I find the occupied tower in the system using d-scan, helped by seeing in which direction the Thrasher warps away, locating it at planet 1 moon 6. Warping to the tower I see the Thrasher, a Raven battleship and Cheetah cov-ops boat. The Cheetah is stored and the capsuleer boards a Navy Issue Scorpion battleship instead. And off they warp. With the list of anomalies still in my ship's computer I follow, safely cloaked, enjoying the voyeuristic journey. The Navy Issue Scorpion and Raven dive in to an anomaly, both repairing the other's shields when necessary, and the Sleepers are being easily defeated. I get a small tingle of excitement seeing this, as I maintain my distance and keep moving, wondering if I could wait until the pair of battleships moves to the next site before swooping in to grab some of the Sleeper loot for myself. The Thrasher would no doubt be on its way, but it wouldn't be fitted with weapons and I could probably steal loot from a few wrecks before having to flee from returning battleships, and it would be quite naughty. Sadly, the Raven has a tractor beam fitted and is actively looting all the wrecks. No being a ninja for me.

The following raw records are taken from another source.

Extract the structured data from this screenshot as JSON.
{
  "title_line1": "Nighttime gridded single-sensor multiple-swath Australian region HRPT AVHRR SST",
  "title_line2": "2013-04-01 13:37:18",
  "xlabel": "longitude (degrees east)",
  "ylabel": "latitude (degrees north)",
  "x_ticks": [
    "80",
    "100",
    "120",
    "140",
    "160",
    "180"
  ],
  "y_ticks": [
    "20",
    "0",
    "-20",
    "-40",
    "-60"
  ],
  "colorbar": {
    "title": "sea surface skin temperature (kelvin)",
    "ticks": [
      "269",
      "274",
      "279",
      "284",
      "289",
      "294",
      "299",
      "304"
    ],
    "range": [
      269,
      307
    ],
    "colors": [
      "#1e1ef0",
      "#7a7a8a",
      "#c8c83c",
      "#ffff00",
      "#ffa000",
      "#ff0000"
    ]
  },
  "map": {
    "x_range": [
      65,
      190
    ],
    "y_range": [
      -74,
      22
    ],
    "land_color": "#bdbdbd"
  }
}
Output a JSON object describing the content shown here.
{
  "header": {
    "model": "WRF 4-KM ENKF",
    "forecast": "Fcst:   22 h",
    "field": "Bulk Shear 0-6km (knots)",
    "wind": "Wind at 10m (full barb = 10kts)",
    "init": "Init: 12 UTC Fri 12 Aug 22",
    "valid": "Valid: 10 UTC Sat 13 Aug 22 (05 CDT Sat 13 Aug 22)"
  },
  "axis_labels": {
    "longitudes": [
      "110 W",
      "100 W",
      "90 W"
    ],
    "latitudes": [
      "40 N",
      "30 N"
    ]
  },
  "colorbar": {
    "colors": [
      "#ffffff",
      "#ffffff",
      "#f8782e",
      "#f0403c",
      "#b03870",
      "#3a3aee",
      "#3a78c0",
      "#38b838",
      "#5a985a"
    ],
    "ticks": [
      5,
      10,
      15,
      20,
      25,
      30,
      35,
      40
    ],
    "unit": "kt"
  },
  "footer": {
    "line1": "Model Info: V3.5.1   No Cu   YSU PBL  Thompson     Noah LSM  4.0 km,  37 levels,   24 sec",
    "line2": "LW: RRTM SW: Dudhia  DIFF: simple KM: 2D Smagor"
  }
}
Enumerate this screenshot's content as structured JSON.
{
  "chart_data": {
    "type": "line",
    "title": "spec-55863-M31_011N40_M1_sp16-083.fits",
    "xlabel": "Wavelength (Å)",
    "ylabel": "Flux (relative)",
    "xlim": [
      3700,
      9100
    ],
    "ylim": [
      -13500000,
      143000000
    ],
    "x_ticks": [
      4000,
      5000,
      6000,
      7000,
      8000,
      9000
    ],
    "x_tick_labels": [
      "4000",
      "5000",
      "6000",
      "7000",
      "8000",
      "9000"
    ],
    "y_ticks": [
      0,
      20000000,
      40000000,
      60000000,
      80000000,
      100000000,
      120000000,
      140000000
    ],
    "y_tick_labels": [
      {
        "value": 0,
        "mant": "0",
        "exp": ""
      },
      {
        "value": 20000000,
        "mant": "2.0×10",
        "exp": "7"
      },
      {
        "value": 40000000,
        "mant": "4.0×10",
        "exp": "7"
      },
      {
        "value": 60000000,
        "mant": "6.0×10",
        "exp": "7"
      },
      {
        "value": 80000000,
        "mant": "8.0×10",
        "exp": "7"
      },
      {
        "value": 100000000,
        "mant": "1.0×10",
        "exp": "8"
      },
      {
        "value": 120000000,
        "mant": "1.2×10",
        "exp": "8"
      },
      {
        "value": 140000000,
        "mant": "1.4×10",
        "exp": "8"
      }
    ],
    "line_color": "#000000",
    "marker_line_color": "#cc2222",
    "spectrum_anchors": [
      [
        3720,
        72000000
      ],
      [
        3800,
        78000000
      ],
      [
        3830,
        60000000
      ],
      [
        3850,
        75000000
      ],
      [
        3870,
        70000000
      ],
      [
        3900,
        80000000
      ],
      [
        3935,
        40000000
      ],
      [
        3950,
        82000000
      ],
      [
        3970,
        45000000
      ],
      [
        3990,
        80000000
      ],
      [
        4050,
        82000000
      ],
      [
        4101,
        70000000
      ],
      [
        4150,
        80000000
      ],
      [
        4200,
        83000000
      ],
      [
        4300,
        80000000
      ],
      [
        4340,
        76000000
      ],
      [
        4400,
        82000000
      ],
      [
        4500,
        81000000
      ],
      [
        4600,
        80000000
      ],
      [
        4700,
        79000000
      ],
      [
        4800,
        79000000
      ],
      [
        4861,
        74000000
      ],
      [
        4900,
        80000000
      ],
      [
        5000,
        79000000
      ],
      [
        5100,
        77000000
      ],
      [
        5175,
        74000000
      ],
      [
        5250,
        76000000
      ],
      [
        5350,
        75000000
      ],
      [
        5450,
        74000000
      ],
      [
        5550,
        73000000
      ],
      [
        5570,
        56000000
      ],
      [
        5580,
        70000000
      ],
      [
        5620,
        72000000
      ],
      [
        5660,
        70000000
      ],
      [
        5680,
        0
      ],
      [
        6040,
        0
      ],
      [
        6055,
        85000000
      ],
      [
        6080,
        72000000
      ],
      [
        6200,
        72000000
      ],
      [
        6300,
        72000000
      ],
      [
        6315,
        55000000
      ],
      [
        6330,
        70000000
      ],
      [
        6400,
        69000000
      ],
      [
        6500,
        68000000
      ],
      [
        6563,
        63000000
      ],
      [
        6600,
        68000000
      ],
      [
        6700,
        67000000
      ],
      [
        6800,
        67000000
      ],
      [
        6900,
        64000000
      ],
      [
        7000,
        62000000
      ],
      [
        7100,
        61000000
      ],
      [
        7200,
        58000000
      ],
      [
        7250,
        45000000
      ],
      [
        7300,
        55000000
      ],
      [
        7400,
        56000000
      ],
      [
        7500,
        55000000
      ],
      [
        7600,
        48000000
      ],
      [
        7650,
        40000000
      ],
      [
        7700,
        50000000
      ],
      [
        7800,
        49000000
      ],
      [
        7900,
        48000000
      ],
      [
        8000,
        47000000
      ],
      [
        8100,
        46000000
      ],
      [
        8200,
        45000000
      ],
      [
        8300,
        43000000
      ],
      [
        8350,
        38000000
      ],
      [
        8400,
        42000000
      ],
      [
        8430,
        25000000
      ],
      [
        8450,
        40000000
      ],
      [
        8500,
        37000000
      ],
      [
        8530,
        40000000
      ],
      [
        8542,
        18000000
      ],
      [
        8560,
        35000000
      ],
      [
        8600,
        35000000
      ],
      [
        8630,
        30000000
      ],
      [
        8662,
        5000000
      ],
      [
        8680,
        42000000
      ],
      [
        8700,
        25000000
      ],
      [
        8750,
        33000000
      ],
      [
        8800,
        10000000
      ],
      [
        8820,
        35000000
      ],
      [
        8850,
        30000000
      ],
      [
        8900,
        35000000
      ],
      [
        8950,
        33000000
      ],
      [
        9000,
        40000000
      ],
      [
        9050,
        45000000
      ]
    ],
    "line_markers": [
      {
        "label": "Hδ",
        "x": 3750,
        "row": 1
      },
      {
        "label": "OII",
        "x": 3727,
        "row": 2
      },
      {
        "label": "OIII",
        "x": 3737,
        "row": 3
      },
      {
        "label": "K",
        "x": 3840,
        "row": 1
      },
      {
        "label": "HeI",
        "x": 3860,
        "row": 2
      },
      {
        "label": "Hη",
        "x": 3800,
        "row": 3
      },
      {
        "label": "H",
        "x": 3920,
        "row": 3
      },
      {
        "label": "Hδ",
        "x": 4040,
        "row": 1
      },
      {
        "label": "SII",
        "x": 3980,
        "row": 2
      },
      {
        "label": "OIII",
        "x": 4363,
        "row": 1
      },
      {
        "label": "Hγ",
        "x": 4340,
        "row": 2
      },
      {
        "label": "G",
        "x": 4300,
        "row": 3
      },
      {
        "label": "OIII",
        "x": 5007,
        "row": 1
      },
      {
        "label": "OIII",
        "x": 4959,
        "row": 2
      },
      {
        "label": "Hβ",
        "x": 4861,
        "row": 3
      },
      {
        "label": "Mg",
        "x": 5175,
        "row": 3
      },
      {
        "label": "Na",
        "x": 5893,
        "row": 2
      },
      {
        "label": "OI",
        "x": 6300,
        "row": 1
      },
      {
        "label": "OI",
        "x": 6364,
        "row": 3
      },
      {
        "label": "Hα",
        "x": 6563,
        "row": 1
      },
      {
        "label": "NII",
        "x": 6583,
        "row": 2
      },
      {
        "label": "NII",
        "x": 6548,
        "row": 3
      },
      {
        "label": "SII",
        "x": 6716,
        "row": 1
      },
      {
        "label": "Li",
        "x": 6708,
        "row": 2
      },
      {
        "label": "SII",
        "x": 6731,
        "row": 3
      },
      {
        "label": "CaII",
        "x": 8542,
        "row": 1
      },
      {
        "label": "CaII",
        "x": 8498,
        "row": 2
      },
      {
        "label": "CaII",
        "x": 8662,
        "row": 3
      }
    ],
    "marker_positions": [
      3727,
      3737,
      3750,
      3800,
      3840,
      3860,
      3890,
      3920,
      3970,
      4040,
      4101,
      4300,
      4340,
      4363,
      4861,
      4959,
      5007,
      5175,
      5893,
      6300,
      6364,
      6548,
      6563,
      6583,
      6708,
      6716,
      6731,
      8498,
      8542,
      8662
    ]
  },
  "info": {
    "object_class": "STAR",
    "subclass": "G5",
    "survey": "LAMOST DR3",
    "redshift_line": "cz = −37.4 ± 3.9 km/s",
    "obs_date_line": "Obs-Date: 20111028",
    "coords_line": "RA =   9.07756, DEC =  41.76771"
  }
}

Leaving the fighting battleships behind, I warp to the low-sec exit to at least see where it leads. If it's a simple jump to get to high-sec I could perhaps pick up my Crane quickly. But the system on the other side of the wormhole could hardly be lower in security status without becoming completely lawless. I find myself deep in the low-sec region of Aridia, in a 0·1 sec system, almost a dozen jumps needed just to get back to high-sec. The low-sec jumps may not faze me if I had my Crane, but even if my transport ship weren't docked in a station in Amarr the twenty-seven jumps to get to corporate HQ makes this exit less than convenient. I can't steal loot, there are no alternative routes to scan, and the exit to New Eden is too remote to be useful. I'll just head back home to our tower.